Pavitra Bhardwaj: ennesima vittima della violenza sulle donne in India
Drammatico epilogo per l’assistente universitaria datasi fuoco davanti al Governo Indiano il 30 settembre.
Dopo una settimana di agonia è morta Pavitra Bhardwaj, a causa delle gravi ustioni riportate a seguito del suo atto di protesta svoltosi davanti al palazzo del Governo di New Dehli, dopo anni di lotte e proteste sfociate nel nulla.
Pavitra, che in gioventù aveva impresso alla sua vita uno stile diverso rispetto alla maggior parte delle donne indiane diventando assistente universitaria, è invece caduta vittima di una piaga che affligge la popolazione femminile del territorio da secoli: tre anni fa la donna venne stuprata da tre colleghi e successivamente licenziata dopo aver denunciato l’aggressione alle autorità.
Lo stupro di Pavitra non è altro che l’ennesimo esempio della precaria e degradante condizione della donna in India, dove la figura femminile è soggetto di una duplice e contrastante visione: se nell’immaginario classico la donna è ritratta come moglie succube e devota al marito, in quello trasmesso dalla cinematografia l’oggetto del desiderio è rappresentato in modo sensuale e provocatore.

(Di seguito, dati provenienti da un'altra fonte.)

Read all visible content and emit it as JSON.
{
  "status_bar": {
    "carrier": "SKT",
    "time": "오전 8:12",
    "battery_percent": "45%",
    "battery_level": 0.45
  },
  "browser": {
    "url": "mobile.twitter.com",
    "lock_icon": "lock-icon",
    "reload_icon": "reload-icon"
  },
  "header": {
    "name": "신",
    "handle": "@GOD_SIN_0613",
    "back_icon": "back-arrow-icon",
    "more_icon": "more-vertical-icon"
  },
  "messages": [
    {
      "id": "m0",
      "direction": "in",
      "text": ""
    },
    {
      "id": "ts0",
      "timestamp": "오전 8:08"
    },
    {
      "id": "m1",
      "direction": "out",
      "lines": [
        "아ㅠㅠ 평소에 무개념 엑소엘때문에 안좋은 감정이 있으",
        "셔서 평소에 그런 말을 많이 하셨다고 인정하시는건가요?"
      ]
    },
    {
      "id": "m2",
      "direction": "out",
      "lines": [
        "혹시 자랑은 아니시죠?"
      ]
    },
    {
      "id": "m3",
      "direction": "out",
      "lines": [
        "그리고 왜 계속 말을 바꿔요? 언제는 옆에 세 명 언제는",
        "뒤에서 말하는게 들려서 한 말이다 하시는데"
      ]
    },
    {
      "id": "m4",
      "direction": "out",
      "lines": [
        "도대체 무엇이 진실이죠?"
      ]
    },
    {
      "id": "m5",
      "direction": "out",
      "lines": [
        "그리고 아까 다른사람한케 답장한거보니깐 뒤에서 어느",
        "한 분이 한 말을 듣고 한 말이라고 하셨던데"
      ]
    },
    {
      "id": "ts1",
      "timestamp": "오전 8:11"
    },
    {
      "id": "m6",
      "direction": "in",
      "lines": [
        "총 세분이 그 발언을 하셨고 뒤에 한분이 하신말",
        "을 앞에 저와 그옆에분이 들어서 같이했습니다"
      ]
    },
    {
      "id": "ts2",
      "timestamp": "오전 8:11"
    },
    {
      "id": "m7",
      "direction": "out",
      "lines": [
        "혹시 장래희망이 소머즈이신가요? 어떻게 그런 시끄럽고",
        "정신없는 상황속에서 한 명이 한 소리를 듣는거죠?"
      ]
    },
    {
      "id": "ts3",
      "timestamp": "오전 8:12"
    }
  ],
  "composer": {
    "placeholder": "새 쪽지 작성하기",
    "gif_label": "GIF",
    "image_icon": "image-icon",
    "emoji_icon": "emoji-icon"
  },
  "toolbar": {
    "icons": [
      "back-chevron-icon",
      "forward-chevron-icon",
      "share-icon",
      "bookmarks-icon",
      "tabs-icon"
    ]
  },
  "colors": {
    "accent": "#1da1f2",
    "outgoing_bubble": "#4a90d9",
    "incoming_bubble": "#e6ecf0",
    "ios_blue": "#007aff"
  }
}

La confusione di questi due paradigmi, aggravata dalla conclamata condizione della donna come subordinata all’uomo, non può che sfociare in violenze sessuali esclusivamente a scapito femminile, i cui tentativi di rivalsa – qualora le vittime riescano a sopravvivere – vengono ignorati da istituzioni e società.
Il triste epilogo della Bhardwaj ha coinciso con la sentenza di pena di morte per i quattro uomini che nel dicembre scorso hanno stuprato fino alla morte una giovane ventenne: le manifestazioni che si sono svolte in tutta l’India a seguito di questi due eventi, contemporaneamente all’attenzione della comunità internazionale, potrebbero rappresentare un segno di svolta e di speranza, simbolo che la voce di Pavitra e di tutte le altre vittime potrebbe essere stata finalmente ascoltata.